僕が最初に思い描いていたエンジニアのキャリアというと、エンジニアマネージャー、テックリード、もしくはCTO。この3つくらいでした。でも、実際にはエンジニアのキャリアってもっとあるはずなんです。具体的に言えば、自ら事業を作っていく事業部長になるという道が、まだ一般的にはエンジニアのキャリアとしてあまりメジャーになっていないと感じます。
意識せずともやっている方はいると思うんですが、僕らの会社では明確に、エンジニアがプロダクトを見ていく、さらには売り上げにも責任を持つ、というキャリアの作り方を意識しています。僕自身がエンジニア以外の仕事にも多くチャレンジしてきたように、そういったキャリアを歩みたいと考えているエンジニアを応援したいと思っています。

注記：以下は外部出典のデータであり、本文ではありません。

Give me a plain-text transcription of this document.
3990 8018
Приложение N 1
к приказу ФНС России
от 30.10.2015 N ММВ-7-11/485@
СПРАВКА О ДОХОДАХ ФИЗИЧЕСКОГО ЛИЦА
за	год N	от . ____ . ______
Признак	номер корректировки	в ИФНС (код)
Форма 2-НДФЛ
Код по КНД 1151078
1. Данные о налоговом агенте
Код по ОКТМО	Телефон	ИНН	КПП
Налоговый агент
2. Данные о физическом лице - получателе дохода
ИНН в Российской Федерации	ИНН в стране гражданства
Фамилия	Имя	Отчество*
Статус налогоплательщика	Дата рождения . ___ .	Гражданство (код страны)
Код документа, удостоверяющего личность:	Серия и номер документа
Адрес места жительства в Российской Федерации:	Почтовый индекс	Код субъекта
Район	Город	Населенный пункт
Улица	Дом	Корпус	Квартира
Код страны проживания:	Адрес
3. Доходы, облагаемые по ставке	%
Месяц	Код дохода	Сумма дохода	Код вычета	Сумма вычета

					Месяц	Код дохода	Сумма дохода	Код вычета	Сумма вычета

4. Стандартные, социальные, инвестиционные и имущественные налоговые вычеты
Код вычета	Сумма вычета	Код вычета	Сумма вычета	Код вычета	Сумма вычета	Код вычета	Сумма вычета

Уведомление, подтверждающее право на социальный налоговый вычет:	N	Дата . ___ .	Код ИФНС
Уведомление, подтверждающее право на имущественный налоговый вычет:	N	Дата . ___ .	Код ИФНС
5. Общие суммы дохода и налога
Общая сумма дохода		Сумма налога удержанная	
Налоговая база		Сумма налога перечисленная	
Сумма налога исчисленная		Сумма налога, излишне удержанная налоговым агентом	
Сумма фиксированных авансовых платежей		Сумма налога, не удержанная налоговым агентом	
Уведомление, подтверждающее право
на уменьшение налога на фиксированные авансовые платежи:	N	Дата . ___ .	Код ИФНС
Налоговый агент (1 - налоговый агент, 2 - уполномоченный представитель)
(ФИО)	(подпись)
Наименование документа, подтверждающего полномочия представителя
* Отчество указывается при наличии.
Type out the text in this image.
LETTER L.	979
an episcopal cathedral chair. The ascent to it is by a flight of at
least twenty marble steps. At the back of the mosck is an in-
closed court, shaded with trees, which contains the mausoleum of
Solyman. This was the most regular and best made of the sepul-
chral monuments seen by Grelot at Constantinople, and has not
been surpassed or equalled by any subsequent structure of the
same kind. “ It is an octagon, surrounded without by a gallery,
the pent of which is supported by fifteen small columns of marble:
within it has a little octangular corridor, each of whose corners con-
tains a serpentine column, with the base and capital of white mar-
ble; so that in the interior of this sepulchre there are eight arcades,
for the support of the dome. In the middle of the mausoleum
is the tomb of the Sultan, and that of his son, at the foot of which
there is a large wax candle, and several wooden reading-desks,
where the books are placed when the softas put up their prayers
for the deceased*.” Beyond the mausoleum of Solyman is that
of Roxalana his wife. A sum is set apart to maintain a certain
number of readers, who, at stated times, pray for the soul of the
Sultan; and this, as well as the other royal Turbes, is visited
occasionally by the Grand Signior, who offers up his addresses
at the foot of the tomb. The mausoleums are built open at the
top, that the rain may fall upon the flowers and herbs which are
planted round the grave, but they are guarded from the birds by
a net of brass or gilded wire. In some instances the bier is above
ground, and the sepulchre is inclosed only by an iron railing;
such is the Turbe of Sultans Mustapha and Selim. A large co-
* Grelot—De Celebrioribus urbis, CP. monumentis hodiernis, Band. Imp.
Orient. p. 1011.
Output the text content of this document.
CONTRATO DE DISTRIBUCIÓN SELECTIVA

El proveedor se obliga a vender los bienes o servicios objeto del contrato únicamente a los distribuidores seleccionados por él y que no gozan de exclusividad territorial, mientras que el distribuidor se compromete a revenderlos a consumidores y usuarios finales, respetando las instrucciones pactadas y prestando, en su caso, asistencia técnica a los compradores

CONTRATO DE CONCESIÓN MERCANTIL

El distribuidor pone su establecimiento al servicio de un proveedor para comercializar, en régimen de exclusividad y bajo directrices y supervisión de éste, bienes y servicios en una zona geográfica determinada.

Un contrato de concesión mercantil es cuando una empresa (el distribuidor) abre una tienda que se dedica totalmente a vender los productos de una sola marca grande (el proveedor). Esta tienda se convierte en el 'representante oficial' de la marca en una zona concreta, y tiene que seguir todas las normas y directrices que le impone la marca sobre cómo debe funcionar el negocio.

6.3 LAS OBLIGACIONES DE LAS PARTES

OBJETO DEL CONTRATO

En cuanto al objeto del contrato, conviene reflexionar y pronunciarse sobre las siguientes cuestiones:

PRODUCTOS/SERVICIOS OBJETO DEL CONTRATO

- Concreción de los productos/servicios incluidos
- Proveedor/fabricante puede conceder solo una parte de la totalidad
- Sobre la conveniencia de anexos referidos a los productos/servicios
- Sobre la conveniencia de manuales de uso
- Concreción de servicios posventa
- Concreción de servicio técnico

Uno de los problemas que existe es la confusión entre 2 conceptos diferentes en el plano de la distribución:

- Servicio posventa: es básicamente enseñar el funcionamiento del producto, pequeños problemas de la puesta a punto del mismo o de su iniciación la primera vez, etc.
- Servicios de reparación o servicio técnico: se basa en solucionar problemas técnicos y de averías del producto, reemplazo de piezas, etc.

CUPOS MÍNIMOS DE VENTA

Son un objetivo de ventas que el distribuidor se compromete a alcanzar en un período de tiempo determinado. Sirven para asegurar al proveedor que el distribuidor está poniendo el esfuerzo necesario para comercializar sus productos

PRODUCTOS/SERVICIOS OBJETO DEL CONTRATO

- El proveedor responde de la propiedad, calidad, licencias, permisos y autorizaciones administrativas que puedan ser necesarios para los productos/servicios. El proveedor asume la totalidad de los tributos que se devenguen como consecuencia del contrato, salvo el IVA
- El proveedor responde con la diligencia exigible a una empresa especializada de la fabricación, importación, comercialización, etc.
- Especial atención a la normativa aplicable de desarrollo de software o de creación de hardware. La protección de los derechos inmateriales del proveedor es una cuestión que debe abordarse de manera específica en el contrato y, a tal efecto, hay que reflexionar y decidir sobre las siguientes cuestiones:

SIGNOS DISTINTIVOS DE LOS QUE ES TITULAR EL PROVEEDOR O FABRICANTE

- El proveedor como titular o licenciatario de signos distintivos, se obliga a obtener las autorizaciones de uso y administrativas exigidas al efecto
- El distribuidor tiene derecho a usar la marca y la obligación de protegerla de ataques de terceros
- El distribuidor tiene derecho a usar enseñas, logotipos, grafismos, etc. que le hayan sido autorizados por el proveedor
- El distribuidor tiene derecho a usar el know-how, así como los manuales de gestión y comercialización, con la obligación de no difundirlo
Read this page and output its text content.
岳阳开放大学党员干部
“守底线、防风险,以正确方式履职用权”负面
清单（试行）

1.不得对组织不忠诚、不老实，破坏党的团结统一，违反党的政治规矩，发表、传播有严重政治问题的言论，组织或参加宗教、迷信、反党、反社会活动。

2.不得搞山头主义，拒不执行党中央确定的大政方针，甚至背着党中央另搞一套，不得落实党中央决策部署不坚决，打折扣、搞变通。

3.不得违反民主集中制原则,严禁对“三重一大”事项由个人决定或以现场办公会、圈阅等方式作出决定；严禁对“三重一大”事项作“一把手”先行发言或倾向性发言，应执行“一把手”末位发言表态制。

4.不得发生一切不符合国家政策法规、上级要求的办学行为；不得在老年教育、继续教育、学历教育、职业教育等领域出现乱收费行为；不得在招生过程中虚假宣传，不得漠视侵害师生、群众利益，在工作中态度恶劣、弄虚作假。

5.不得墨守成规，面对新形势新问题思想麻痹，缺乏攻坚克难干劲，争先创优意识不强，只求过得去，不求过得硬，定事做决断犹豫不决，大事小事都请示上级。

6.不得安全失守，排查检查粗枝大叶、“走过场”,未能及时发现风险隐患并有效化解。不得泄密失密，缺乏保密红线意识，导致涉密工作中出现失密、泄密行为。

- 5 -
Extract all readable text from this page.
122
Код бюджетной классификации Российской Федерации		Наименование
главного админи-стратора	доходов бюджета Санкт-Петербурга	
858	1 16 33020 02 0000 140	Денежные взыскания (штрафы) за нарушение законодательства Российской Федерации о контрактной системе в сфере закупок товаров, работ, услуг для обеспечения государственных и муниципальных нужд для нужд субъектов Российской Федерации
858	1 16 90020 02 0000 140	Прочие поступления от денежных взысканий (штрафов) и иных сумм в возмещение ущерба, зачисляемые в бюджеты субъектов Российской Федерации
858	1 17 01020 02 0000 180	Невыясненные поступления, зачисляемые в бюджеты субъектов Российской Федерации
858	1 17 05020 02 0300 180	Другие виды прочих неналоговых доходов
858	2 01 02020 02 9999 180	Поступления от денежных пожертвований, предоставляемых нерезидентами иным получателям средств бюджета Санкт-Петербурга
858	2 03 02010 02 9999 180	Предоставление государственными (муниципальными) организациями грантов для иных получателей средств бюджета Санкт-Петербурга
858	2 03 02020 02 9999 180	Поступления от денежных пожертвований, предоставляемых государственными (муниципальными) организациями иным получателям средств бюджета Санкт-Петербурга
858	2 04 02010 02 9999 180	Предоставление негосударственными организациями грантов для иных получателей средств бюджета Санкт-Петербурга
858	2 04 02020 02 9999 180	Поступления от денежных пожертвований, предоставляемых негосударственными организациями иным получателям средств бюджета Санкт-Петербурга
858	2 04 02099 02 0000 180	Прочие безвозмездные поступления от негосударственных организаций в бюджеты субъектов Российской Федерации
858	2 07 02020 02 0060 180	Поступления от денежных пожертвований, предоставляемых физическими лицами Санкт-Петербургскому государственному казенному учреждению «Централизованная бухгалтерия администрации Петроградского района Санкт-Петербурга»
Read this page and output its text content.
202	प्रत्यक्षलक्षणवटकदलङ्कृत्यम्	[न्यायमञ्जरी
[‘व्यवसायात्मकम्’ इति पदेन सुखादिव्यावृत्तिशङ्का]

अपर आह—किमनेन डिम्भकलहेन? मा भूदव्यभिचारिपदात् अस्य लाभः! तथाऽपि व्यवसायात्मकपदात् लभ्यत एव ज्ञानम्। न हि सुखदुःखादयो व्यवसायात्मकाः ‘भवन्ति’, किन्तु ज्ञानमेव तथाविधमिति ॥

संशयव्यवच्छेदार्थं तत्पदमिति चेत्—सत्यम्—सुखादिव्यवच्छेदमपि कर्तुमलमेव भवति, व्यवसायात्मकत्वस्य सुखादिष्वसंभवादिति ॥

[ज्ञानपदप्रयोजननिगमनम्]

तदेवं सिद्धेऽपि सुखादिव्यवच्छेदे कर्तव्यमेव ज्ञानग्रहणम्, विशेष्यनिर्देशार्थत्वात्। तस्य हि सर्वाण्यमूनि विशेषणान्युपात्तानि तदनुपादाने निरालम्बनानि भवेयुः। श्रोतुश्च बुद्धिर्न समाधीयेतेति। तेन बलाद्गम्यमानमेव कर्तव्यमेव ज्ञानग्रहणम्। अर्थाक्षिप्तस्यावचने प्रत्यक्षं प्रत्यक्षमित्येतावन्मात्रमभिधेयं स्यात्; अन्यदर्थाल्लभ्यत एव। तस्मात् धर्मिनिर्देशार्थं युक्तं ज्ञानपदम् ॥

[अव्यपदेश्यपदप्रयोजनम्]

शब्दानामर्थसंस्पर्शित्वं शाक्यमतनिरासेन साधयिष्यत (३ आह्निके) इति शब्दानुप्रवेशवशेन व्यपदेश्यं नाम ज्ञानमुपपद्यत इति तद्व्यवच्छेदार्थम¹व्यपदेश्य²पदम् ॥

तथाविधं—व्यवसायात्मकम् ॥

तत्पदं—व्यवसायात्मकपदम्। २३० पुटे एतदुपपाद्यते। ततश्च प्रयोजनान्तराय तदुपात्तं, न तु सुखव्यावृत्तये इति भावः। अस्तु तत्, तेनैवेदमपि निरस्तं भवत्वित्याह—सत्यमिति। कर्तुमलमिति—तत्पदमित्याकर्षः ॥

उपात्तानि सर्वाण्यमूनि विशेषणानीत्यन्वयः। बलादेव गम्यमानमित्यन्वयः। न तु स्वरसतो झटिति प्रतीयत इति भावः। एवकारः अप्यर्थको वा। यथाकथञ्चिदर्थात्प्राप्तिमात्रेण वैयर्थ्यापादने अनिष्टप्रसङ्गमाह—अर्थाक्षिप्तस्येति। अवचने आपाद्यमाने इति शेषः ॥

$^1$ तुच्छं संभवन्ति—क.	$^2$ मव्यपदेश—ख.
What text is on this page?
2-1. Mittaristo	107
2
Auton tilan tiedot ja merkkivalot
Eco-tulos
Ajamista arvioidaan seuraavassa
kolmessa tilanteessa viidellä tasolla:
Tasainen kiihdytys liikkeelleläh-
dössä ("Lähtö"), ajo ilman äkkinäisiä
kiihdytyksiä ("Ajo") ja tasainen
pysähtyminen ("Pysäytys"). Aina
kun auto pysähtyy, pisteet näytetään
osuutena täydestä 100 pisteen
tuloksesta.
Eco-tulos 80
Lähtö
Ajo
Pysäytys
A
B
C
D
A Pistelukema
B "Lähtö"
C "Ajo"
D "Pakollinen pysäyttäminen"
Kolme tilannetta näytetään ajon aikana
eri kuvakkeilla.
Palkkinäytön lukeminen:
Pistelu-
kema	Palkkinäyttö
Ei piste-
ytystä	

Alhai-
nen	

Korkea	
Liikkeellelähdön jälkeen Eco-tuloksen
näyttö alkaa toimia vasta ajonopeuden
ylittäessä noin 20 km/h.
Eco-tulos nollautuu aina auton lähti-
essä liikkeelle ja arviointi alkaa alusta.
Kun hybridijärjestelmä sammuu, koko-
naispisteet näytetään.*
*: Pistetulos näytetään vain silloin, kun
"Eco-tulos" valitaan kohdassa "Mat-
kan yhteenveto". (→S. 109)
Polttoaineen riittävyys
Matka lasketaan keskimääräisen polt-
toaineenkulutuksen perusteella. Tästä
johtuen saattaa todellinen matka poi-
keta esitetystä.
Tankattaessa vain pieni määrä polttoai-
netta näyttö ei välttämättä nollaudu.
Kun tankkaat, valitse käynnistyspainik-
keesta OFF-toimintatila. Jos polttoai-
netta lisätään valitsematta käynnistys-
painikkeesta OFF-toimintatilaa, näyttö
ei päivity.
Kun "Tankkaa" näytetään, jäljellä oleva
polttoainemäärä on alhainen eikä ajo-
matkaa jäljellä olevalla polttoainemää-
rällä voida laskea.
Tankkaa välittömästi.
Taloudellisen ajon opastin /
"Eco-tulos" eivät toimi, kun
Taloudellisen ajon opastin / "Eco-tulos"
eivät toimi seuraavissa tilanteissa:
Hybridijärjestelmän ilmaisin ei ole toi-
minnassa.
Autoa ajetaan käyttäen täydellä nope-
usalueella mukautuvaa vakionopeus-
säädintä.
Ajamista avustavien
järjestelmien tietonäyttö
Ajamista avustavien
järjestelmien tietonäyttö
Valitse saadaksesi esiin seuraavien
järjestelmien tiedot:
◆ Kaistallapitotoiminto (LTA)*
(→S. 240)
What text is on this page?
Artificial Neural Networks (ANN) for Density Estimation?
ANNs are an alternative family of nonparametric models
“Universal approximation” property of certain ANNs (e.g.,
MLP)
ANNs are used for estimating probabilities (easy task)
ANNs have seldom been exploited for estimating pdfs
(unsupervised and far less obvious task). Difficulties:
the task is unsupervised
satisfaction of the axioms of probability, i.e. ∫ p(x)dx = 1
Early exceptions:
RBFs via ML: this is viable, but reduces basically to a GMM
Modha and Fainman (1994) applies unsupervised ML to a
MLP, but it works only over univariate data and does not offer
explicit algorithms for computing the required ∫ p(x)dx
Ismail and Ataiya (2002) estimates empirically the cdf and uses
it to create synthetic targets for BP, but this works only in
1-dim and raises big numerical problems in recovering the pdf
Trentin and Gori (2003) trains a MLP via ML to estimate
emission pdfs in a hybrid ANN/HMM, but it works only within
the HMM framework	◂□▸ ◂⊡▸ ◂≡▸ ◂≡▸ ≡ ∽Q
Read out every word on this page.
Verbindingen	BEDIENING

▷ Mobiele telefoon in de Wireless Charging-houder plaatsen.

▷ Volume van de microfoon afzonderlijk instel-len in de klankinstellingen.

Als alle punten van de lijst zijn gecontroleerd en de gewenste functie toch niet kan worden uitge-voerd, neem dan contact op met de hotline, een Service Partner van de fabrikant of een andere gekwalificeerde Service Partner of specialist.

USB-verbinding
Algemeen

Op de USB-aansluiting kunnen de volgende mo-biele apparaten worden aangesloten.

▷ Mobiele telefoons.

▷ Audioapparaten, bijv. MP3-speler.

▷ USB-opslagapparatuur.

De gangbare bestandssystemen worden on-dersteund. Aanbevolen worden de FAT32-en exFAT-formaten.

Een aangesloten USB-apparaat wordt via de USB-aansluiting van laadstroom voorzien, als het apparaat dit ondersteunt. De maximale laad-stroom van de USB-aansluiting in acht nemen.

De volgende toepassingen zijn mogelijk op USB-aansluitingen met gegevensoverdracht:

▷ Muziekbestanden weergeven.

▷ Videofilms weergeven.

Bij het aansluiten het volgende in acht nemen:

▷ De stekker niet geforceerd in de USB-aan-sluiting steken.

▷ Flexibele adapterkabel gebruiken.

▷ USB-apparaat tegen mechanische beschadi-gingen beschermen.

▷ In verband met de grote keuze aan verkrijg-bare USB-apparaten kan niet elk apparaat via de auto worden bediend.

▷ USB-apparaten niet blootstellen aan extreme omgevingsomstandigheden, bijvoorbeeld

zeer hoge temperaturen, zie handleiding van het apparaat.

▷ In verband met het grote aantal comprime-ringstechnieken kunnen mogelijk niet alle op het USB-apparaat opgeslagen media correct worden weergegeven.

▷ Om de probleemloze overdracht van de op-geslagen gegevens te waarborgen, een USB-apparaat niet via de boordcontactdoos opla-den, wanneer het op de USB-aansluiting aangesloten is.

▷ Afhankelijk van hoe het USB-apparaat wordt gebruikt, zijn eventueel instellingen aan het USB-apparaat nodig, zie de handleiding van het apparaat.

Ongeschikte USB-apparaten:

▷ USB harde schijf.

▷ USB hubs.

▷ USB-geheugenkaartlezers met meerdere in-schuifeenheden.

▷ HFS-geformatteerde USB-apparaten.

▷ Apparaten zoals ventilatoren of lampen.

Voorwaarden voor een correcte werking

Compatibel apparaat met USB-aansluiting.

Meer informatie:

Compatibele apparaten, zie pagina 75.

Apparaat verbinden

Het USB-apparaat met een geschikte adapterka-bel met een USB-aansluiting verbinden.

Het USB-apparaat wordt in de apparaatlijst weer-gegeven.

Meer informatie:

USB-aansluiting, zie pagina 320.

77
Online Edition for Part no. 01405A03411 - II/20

――どんなエンジニアと一緒に働きたいと考えていますか?
今いるメンバーは、エンジニアがキャリアに対して抱える悩みを解決したいなど、ファインディのサービスに興味を持ってジョインしてくれています。今後もそういったマインドを持っている方に、ぜひ来ていただきたいなと。
逆に、スキル面に関しては、100%フィットしている必要はないと考えています。好きなことや興味があることに対しては自ずとキャッチアップしたくなるものだと思うので、僕らのビジョンやサービスに共感してくださるとか、人材領域に興味があるとか、そういった方であればウェルカムです。
――最後に、ファインディに興味を持っているエンジニアに向けてメッセージをお願いします。
ファインディでは、僕たち自身がエンジニアの新しい働き方を体現していきたいと考えています。エンジニアの働き方って、必ずしも週5フルタイムでなくともいいと思っているんですよ。
優秀なエンジニアであれば、週に3日働いて週5フルタイム相当のタスクをこなしてしまう方もいます。なので、週3や週4で社員として働きながら、その残りの時間で、例えば自分の好きなOSSにコミットしたり、大学院に通ったり。リモートワークの方が自分にとってもチームメンバーにとっても成果がより一層出るのであればリモートワークで勤務してもいいんじゃないかと思っています。多種多様な働き方がある中で、ファインディとしても様々な働き方があってもいいと思っています。
エンジニアの働き方について伝えていくだけでなく、僕たち自身が新しい働き方を実践していきたいと考えているので、そういった点でも興味を持ってくださった方は、ぜひ一度お話できればと思います。